| HN Mirror

o1 has moved "reasoning" from training time to partly something happening at inference time.

I'm thinking of this difference as analogus to the difference between my (as a human) first intution (or memory) about a problem to what I can achieve by carefully thinking about it for a while, where I can gradually build much more powerful arguments, verify if they work and reject parts that don't work.

If you're familiar with chess terminology, it's moving from a model that can just "know" what the best move is to one that combines that with the ability to "calculate" future moves for all of the most promising moves, and several moves deep.

Consider Magnus Carlsen. If all he did was just did the first move that came to his mind, he could still beat 99% of humanity at chess. But to play 2700+ rated GM's, he needs to combine it with "calculations".

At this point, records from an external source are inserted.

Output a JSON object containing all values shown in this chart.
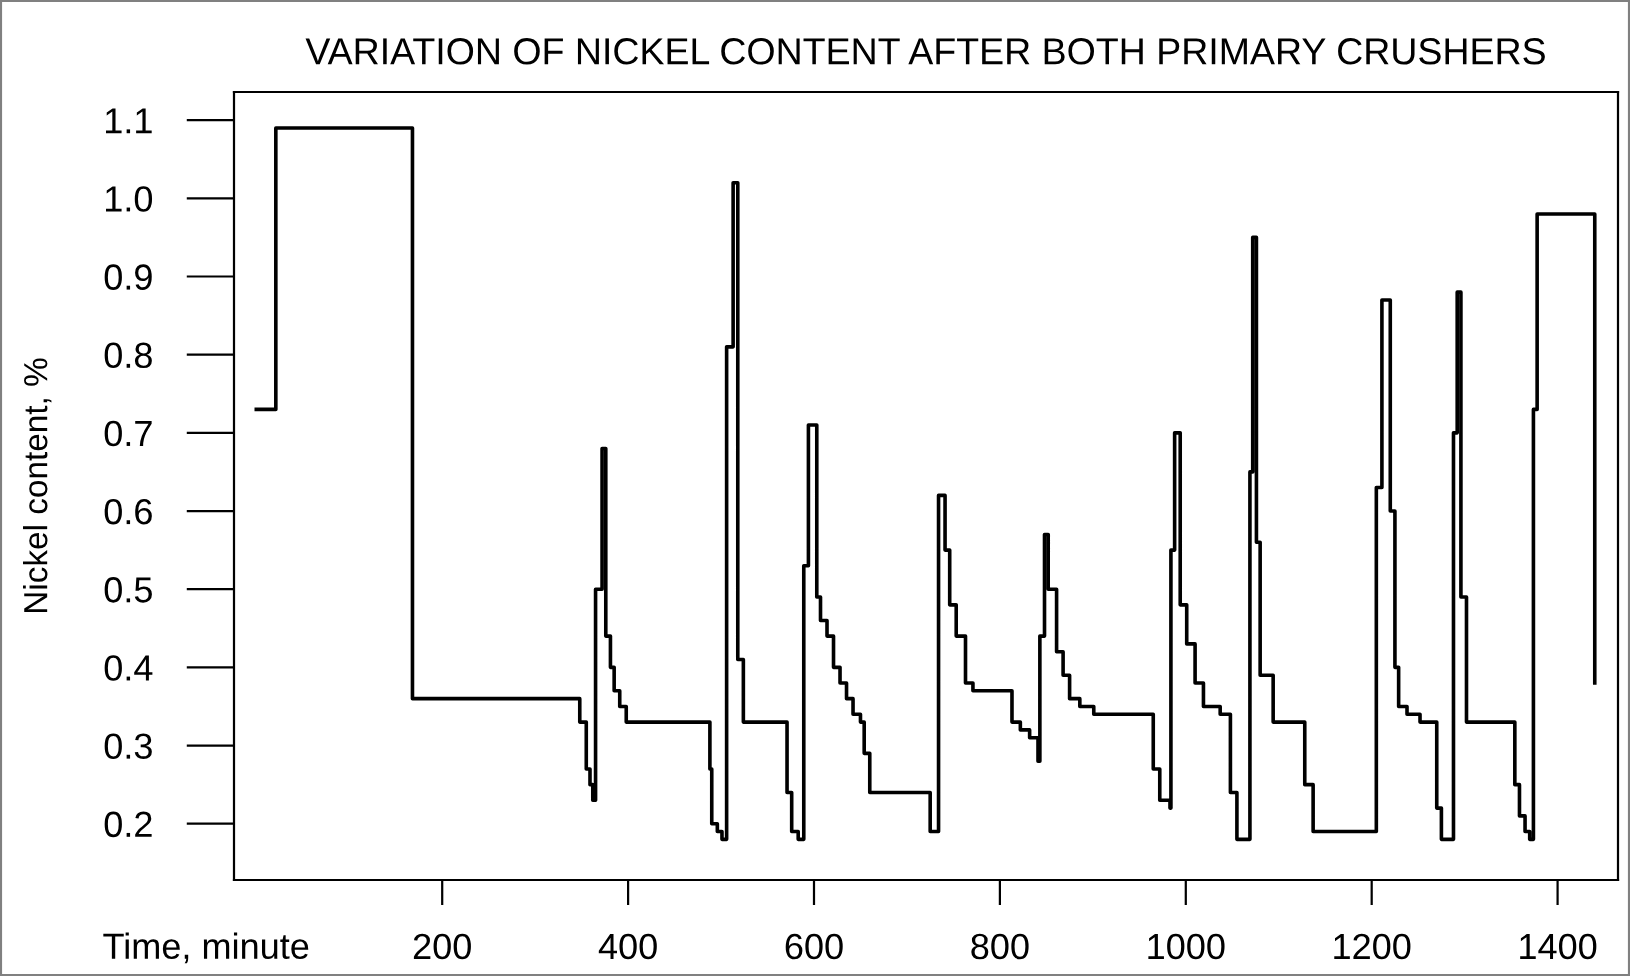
{
  "chart_data": {
    "type": "step",
    "title": "VARIATION OF NICKEL CONTENT AFTER BOTH PRIMARY CRUSHERS",
    "xlabel": "Time, minute",
    "ylabel": "Nickel content, %",
    "xlim": [
      -24,
      1465
    ],
    "ylim": [
      0.128,
      1.136
    ],
    "xticks": [
      200,
      400,
      600,
      800,
      1000,
      1200,
      1400
    ],
    "yticks": [
      0.2,
      0.3,
      0.4,
      0.5,
      0.6,
      0.7,
      0.8,
      0.9,
      {
        "value": 1.0,
        "label": "1.0"
      },
      1.1
    ],
    "grid": false,
    "line_style": "solid",
    "marker": "none",
    "series": [
      {
        "color": "#000000",
        "x": [
          0,
          21,
          168,
          348,
          355,
          359,
          362,
          365,
          372,
          376,
          381,
          385,
          391,
          398,
          488,
          490,
          496,
          501,
          506,
          513,
          518,
          524,
          571,
          576,
          583,
          589,
          594,
          603,
          607,
          614,
          621,
          628,
          635,
          642,
          650,
          654,
          660,
          725,
          734,
          741,
          746,
          753,
          763,
          771,
          786,
          813,
          822,
          832,
          841,
          843,
          848,
          852,
          861,
          868,
          875,
          886,
          901,
          965,
          972,
          983,
          984,
          988,
          994,
          1001,
          1010,
          1019,
          1037,
          1048,
          1055,
          1069,
          1072,
          1076,
          1080,
          1094,
          1128,
          1137,
          1205,
          1211,
          1220,
          1225,
          1229,
          1238,
          1252,
          1270,
          1275,
          1288,
          1292,
          1296,
          1302,
          1354,
          1359,
          1365,
          1370,
          1374,
          1378,
          1440
        ],
        "values": [
          0.73,
          1.09,
          0.36,
          0.33,
          0.27,
          0.25,
          0.23,
          0.5,
          0.68,
          0.44,
          0.4,
          0.37,
          0.35,
          0.33,
          0.27,
          0.2,
          0.19,
          0.18,
          0.81,
          1.02,
          0.41,
          0.33,
          0.24,
          0.19,
          0.18,
          0.53,
          0.71,
          0.49,
          0.46,
          0.44,
          0.4,
          0.38,
          0.36,
          0.34,
          0.33,
          0.29,
          0.24,
          0.19,
          0.62,
          0.55,
          0.48,
          0.44,
          0.38,
          0.37,
          0.37,
          0.33,
          0.32,
          0.31,
          0.28,
          0.44,
          0.57,
          0.5,
          0.42,
          0.39,
          0.36,
          0.35,
          0.34,
          0.27,
          0.23,
          0.22,
          0.55,
          0.7,
          0.48,
          0.43,
          0.38,
          0.35,
          0.34,
          0.24,
          0.18,
          0.65,
          0.95,
          0.56,
          0.39,
          0.33,
          0.25,
          0.19,
          0.63,
          0.87,
          0.6,
          0.4,
          0.35,
          0.34,
          0.33,
          0.22,
          0.18,
          0.7,
          0.88,
          0.49,
          0.33,
          0.25,
          0.21,
          0.19,
          0.18,
          0.73,
          0.98,
          0.38
        ]
      }
    ]
  }
}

Not only that, but the skill of doing such calculations must also be trained, not only by being able to calculate with speed and accuracy, but also by knowing what parts of the search tree will be useful to analyze.

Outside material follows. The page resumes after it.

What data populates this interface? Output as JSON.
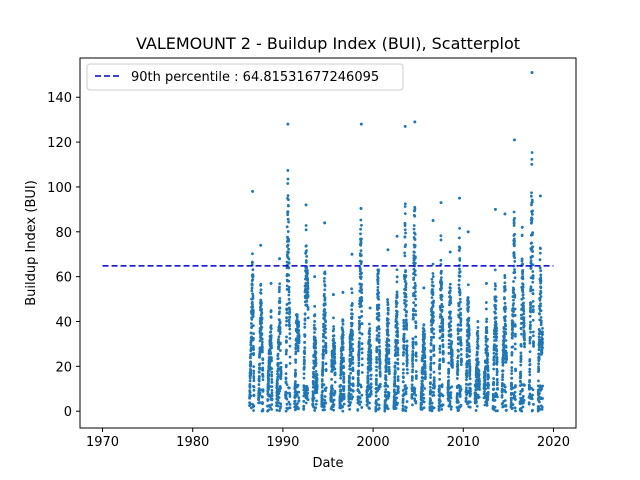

o1 is certainly optimized for STEM problems, but not necessarily only for using strict rule-based logic. In fact, even most hard STEM problems need more than the ability to perform deductive logic to solve, just like chess does. It requires strategical thinking and intuition about what solution paths are likely to be fruitful. (Especially if you go beyond problems that can be solved by software such as WolframAlpha).

I think the main reason STEM problems was used for training is not so much that they're solved using strict rule-based solving strategies, but rather because a large number of such problems exist that have a single correct answer.